Но вот я и позавтракал. Я беру довольно тяжелый кузов, в котором несколько пирогов, берестяной туес с молоком, несколько пучков зеленого лука. Бабушка перевязывает мне через плечо и через перевесло полотенце, чтобы легче было нести, и крестит меня.
— Ну, иди с богом. Да вечером-то пораньше домой: скотину-то опять не соберешь.
— Ладно уж, — говорю я и, сгибаясь нá сторону от тяжести кузовка, пускаюсь в небольшой путь, версты на три.
День еще не жарок, но утренняя роса и холодок уже пропали, и приятная свежесть под безоблачным голубым небом волнует и приподнимает тело, словно несет по воздуху. Босые подошвы ног щекочет мягкая пыль дороги, мои глаза стреляют по сторонам: через изгороди в поля, над которыми не умолкая вьется жаворонок, в лес, что за ржаным полем вправо, на крыши виднеющейся соседней деревни, что за полем с зеленеющими яровыми. Но вот поля кончились, я иду лесом скотского выгона. Дорога здесь непыльная, поросла зеленой густой травкой, лишь в местах, прикатанных колесами, она чернеет, рыхлея. В лесу — невысокие сосны, перемешанные с березками, невысокой и тонкой ольхой, разноголосо и неумолчно — хор птичек. Издали же из глубины леса звучат иногда колокола и бубенцы, которые подвязаны к блудливым коровам, а совсем издалека стуканье пастуха двумя палками в висящую на нем звонкую доску — барабанку.

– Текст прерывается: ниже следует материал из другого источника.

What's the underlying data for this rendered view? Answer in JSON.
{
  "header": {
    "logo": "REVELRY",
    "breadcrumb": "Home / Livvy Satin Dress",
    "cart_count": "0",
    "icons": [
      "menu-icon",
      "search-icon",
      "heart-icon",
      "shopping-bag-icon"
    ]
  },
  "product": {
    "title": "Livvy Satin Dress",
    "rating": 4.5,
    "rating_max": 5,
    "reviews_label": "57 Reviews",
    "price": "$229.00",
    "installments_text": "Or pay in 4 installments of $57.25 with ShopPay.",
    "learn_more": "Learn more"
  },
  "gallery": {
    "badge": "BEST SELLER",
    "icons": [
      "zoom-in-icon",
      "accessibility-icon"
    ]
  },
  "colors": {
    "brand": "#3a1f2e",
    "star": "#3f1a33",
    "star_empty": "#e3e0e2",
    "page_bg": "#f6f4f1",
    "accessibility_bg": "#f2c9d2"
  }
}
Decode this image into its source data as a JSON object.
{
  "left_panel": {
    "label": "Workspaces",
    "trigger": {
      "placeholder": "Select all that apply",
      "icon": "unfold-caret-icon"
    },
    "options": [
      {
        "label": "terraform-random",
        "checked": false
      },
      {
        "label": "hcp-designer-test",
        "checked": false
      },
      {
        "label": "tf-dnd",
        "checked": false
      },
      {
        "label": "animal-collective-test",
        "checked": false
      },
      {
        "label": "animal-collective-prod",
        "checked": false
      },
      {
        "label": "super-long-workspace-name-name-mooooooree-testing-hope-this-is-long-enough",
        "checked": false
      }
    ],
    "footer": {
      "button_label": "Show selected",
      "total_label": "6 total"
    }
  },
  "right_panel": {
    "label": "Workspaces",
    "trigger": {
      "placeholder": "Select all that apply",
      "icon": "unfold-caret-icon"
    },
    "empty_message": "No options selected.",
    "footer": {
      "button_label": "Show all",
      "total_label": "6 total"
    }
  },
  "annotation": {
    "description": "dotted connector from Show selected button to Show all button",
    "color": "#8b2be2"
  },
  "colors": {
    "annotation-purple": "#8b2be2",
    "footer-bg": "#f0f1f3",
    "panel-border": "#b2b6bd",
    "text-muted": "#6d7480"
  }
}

Но вот и выгон кончается: прямо с горы спуск к мелководной реке, в которую в жаркий полдень по животы забредают коровы, телята и лениво и сонно стоят, пока не спадет жара. Я подхожу к реке, сажусь на бати — перекинутые через речку обтесанные бревна — и смотрю сверху вниз в прозрачную воду — дно усеяно крупнозернистым песком и звонкими светлыми камешками. Быстро мелькает в стеклянной прозрачности неглубокого плеса мелкая рыбешка, которую мы называем молями. Так бы и сидел долго, долго, свесив босые ноги с бревен, и смотрел без конца на снующую жизнь маленьких тварей в проточной прозрачности устланного чистейшим песком плеса! Но надо идти. За рекой я не поднимаюсь в гору, на которой расположился хутор из семи новеньких домов, отделившихся от нашей деревни уже на моей памяти (помню, мы, ребятишки, вооружившись клещами, таскали по целым дням гвозди из дранки обрушенных крыш и копили их старательно, пока не увлекались новым предприятием, которым в детстве — конца нет), а сворачиваю вправо, где пройдешь метров сто, перелезешь хуторскую изгородь, и начинаются луга вдоль извилисто вырывшей себе русло в низких берегах небольшой реки, которую я только что перешел и которая принимает в себя великое множество речек — быстрых, холодно-ключевых, порой совершенно теряющихся в густом ивняке, купающемся своими ветвями в темных плесах или быстрых струях, пригибающих высокие водяные травы. Я подхожу к одной такой речке, совершенно заглушенной ивняком, раздвигаю кусты и перехожу ее по ледяной, щекочущей голые ноги быстрой воде и, вынырнув из ивняка, сразу оказываюсь на пожне, где стоит за высокой березовой гривой наш сеновал, у сеновала костер, на котором кипят котелки и чайник, в тени сидит отец и пробивает косы — тюк, тюк, тюк — звонко разносится по лугу и отдается в лесу металлическое стуканье молотка по острию косы, положенной на маленькую наковальню, вбитую в толстую березовую чурку.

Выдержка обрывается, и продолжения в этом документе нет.